CFP: Global Rhetorics of Science (Sept 1 Deadline)

CFP: Global Rhetorics of Science

“We cannot solve our problems with the same level of thinking that created them.”

– A. Einstein

The rhetoric of science (ROS) has made great strides in recent years in diversity, addressing citizen expertise (Wynn 2017) and critical issues such disability (Jack 2009, Johnson 2015), gender (Keränen 2010), race (Happe 2013, Condit 2016), and non-human agency (Johnson & Johnson 2018). But a glaring blind spot remains, covering the diversity of “science” itself. In other words, while rhetoricians are eager to challenge hegemonic assumptions about gender, race, class, and humanity, we lag behind philosophers and historians in challenging the hegemony of the Western style of inquiry into natural phenomena. And in an era when Western science is imbricated in crises in climate change, genetic modification, and artificial intelligence, among other areas—it makes sense to investigate alternatives for deliberating publicly about these exigent issues.

The proposed volume is the first volley in what will hopefully become a sustained campaign of engagement with global rhetorics of science (by which phrase I indicate rhetorics of natural philosophy and medicine as well). The volume will introduce a range of systems that many rhetoricians have never heard of—such as Australian Aboriginal and Polynesian ecologies, Arabic biology, Diné physics, Chinese medicine, Aztec-Mayan algorithmic calculation, and West African astronomy[1]; alongside these, it will cover one or more of the Continental European rhetorics of science that remain almost entirely untreated by ROS scholars—such as Renaissance German alchemical-botanical illustration.

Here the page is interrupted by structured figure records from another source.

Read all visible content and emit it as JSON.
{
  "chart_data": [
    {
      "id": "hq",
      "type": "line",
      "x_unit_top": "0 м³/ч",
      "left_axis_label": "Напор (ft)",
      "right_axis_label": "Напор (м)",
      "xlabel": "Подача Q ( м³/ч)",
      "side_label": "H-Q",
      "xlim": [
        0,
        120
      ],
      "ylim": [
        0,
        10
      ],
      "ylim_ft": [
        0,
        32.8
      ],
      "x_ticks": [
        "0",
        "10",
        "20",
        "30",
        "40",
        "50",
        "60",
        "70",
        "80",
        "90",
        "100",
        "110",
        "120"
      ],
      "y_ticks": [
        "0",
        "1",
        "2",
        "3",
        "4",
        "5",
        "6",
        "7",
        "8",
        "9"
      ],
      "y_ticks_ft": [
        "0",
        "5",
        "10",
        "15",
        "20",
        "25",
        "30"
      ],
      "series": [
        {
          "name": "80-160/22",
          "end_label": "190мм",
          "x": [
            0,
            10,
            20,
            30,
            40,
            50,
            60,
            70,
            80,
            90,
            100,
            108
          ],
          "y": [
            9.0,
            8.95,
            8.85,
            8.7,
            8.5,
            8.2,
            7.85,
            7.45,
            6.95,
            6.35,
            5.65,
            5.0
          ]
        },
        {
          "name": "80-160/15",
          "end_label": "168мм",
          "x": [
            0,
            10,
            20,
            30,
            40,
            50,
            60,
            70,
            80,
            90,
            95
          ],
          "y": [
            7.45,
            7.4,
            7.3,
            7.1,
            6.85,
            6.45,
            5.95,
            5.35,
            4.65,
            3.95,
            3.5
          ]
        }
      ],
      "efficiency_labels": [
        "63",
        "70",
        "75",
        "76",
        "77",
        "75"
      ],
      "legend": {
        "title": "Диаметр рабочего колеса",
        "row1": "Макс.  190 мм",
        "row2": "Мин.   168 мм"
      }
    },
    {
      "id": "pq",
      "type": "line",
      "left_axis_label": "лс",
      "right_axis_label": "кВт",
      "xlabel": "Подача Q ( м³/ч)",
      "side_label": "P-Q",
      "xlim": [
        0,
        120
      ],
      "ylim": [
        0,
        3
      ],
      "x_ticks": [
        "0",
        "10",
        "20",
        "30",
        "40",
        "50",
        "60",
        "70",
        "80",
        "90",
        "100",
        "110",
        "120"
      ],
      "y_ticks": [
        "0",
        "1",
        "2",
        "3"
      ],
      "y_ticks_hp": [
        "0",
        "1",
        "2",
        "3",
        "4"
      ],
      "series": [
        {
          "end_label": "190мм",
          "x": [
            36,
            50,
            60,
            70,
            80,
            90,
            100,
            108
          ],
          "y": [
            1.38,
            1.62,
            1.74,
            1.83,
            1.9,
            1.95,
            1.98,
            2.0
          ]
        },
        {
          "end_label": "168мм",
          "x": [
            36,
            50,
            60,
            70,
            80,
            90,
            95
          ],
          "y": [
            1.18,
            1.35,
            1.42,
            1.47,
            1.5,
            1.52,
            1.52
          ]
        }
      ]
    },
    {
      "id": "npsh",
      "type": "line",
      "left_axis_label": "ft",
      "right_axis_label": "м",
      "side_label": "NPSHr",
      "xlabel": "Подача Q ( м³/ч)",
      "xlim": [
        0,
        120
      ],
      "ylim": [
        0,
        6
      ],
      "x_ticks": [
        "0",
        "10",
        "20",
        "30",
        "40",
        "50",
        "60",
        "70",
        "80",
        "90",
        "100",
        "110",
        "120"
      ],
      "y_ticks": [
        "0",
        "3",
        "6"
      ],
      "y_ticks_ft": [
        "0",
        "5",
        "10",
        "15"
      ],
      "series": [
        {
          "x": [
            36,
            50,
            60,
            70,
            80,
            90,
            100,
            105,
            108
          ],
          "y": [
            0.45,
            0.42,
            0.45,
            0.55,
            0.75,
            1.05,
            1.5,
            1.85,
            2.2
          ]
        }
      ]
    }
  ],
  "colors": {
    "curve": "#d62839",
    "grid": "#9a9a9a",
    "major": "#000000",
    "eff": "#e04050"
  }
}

About these systems, the volume will ask the same fundamental questions that were asked of Anglo-American science at the inception of ROS: How did the system help its users invent arguments about the world (or, invent the world itself)? What strategies, techniques, and media did its practitioners employ to persuade others of these arguments? And, most importantly for any rhetorical project—what kinds of communities, of humans and non-humans both, are created and sustained by these rhetorical practices? Answering these questions will not only expand our options for deliberating over scientific controversies, they will also help us reflect on our privileging of Western rhetorics—scientific and otherwise.

The volume prospectus has been requested by both Routledge and Ohio State University Press. I am currently seeking contributors who have investigated global systems of natural inquiry—preferably scholars closely connected to the cultures who generated the systems under investigation. If you are interested, please submit to Dr. Lynda Walsh at lwalsh@unr.edu (a) an abstract of no more than 500 words describing the non-Anglo-American rhetoric of science you propose to investigate, the specific aspects of that tradition you will analyze, and the analytical method via which you propose to answer the italicized questions above; and (b) a one-page CV listing relevant publications and professional experiences. Deadline is September 1, 2018.

[1] I have used Western shorthand for these fields of inquiry due to space limitations; naturally, practitioners in these traditions would not have used these terms until the last century, if ever.